Would you rather: be the primary breadwinner in your relationship, or date someone with a higher income?
The stereotype suggests men prefer to be the providers, while women are more comfortable being financially supported. A 2017 Pew Research Center study found that, even today, Americans place a higher value on men’s ability to provide for their families.
Enter millennials: the generation expected to upend traditional gender roles, doing away with any concern for their partner’s relative earnings.
A recent Varo survey conducted by Propeller Insights, indicates that, yes—millennials’ views on gender roles have shifted. But whether this attitude shift stems from a genuine desire for gender equality, or is rooted in less noble reasoning, remains up for debate.
Of 1,000 U.S. adults surveyed, 41% of millennial men said they would marry someone who earns more than they do—so that their partner could pay off their debts.
On the one hand, millennial men’s apparent comfort with female breadwinners is reassuring. On the other, their willingness to pass their debts along to a partner may be indicative of a new, comparably troublesome trend.
Are millennial men looking for sugar mamas?
Of millennial men surveyed, 57% said that wealth is a factor when choosing a partner, with 26% ranking it as “extremely important.”
Of course, with the unique money issues millennials face, perhaps factoring finances into one’s relationship isn’t entirely unreasonable. Massive student loan debt, soaring housing costs, and a shifting economy have put a financial pressure on the generation that, for many, affects their every decision. Why shouldn’t it affect their romantic decisions, too?
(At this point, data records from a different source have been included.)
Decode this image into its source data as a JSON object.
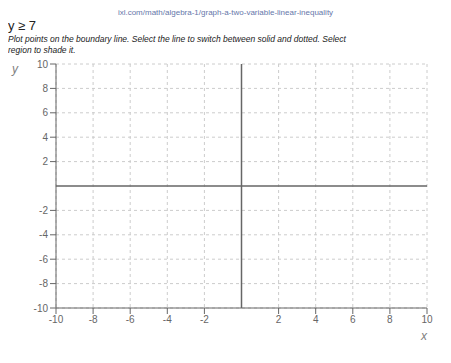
{
  "chart_data": {
    "type": "scatter",
    "title": "y ≥ 7",
    "annotations": [
      "ixl.com/math/algebra-1/graph-a-two-variable-linear-inequality",
      "Plot points on the boundary line. Select the line to switch between solid and dotted. Select",
      "region to shade it."
    ],
    "x": [],
    "values": [],
    "xlabel": "x",
    "ylabel": "y",
    "xlim": [
      -10,
      10
    ],
    "ylim": [
      -10,
      10
    ],
    "xticks": [
      -10,
      -8,
      -6,
      -4,
      -2,
      2,
      4,
      6,
      8,
      10
    ],
    "yticks": [
      -10,
      -8,
      -6,
      -4,
      -2,
      2,
      4,
      6,
      8,
      10
    ],
    "grid": true
  }
}
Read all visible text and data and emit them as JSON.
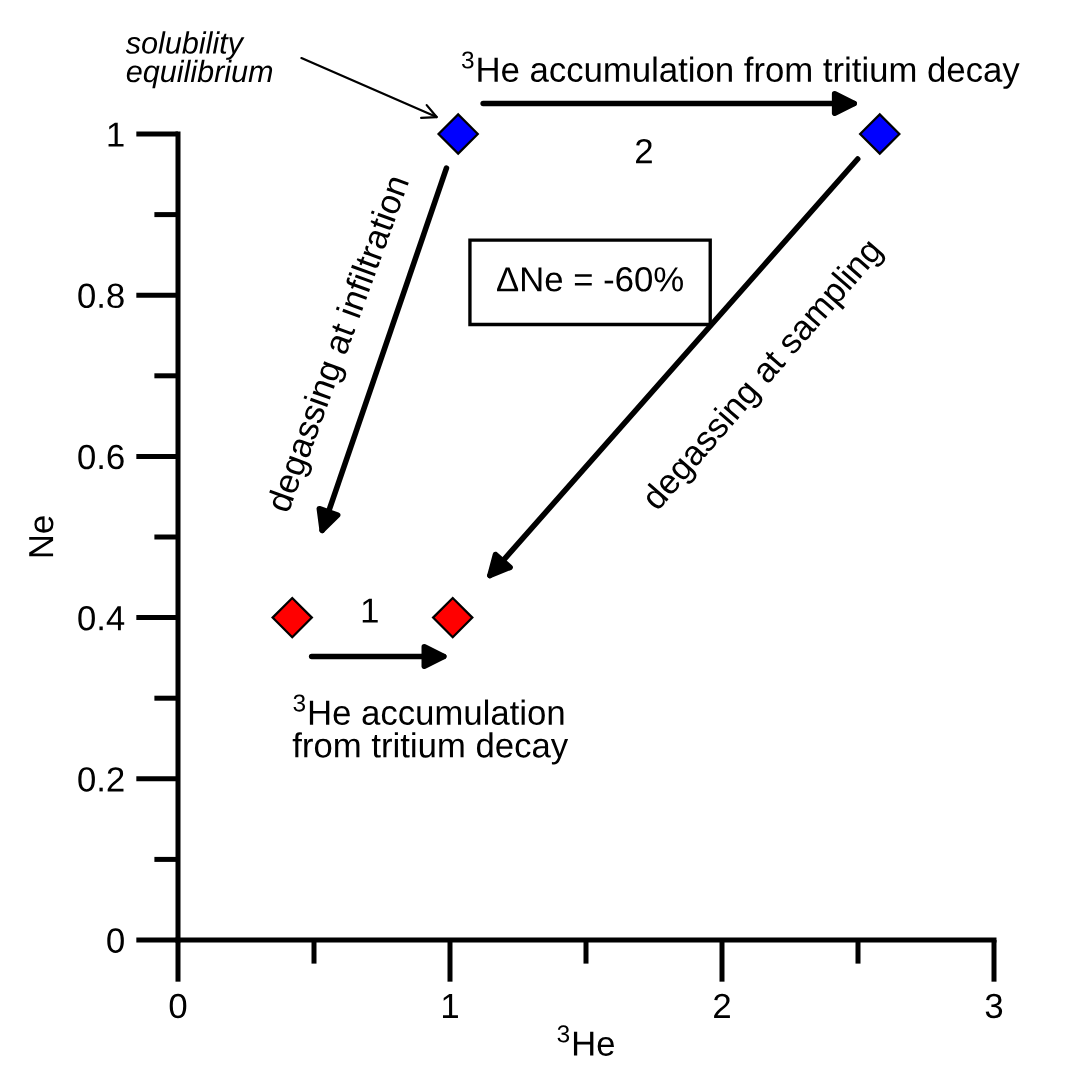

The economic gains realized by millennial women in recent decades may also be a factor in young men’s seeming liking to ‘sugar mamas.’ While the percentage of young men earning under $30,000 has nearly doubled in the past 40 years, the percentage of young women earning over $60,000 has grown from 2% to 13%—with young women’s educational gains also outpacing those of young men.
And this advancement shows: 40% of millennial women surveyed by Varo said they make more than their partners.
The rise of female breadwinners could be a sign of considerable social progress. Alternatively, it could indicate that millennials—specifically, millennial men—are placing greater weight on the financial element of relationships, perhaps to the detriment of romance.
Either way, as the economic gender divide continues to grow, we’re likely to see more and more women as breadwinners. And as women gain financial resources and empowerment, the effect on the economy can only be positive—for both genders.